If I had a fancy DB I could use CUBE or GROUPING SETS and MATERIALIZED VIEWs to easily pre-calculate statistics for every combination of filter parameters that automatically get updated when the source data changed. But I had MariaDB so I made do. I ended up with something like this:

    SELECT ... SUM(ABS(r.ilength)) AS distance, COUNT(*) AS intervals FROM r
    GROUP BY average_retro_bucket, customer, `year`, lane_type, material_type, state, county, district WITH ROLLUP
    HAVING average_retro_bucket IS NOT NULL AND customer IS NOT NULL;
"The WITH ROLLUP modifier adds extra rows to the resultset that represent super-aggregate summaries. The super-aggregated column is represented by a NULL value. Multiple aggregates over different columns will be added if there are multiple GROUP BY columns."

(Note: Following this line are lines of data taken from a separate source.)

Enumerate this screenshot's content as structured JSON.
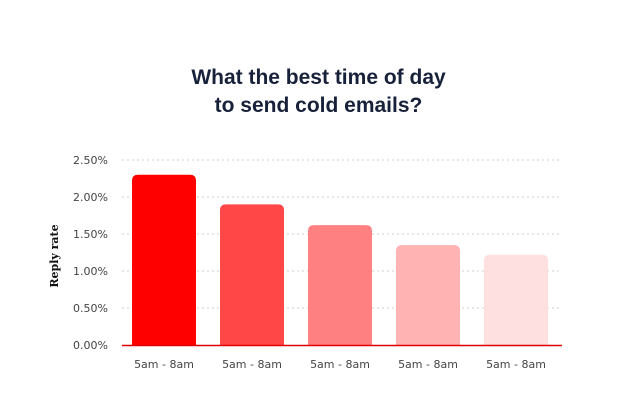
{
  "chart_data": {
    "type": "bar",
    "title_lines": [
      "What the best time of day",
      "to send cold emails?"
    ],
    "ylabel": "Reply rate",
    "xlabel": "",
    "categories": [
      "5am - 8am",
      "5am - 8am",
      "5am - 8am",
      "5am - 8am",
      "5am - 8am"
    ],
    "values": [
      2.3,
      1.9,
      1.62,
      1.35,
      1.22
    ],
    "value_unit": "%",
    "ylim": [
      0,
      2.5
    ],
    "yticks": [
      "0.00%",
      "0.50%",
      "1.00%",
      "1.50%",
      "2.00%",
      "2.50%"
    ],
    "grid": true,
    "legend": "none",
    "bar_colors": [
      "#ff0000",
      "#ff4747",
      "#ff8080",
      "#ffb3b3",
      "#ffe0e0"
    ],
    "axis_color": "#e00000",
    "grid_color": "#cccccc"
  }
}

So you can query like this to get stats for all districts in CA->Mendocino county:

    SELECT * FROM stats_table WHERE state = 'CA' AND county = 'Mendocino' AND district IS NULL
or like this to get a single aggregate of all the counties in CA put together:

    SELECT * FROM stats_table WHERE state = 'CA' AND county IS NULL AND district IS NULL
However unlike CUBE, WITH ROLLUP doesn't create aggregate result sets for each combination of grouping columns. If one grouping column is a NULL aggregate, all the following ones are too. So if you want to query all the years put together but only in CA, you can't do:

    SELECT * FROM stats_table WHERE year IS NULL AND state = 'CA'
If `year` is null, all the following columns are as well. The solution was to manually implement wildcards before the last filtered group column by combining the rows together in the backend.

I worked around not having materialized views by creating an EVENT that would re-create the stats tables every night. The stats don't really need to be real-time. Re-writing the multiple-GB statistics tables every night will wear out the SSDs in 20 years or so, oh well.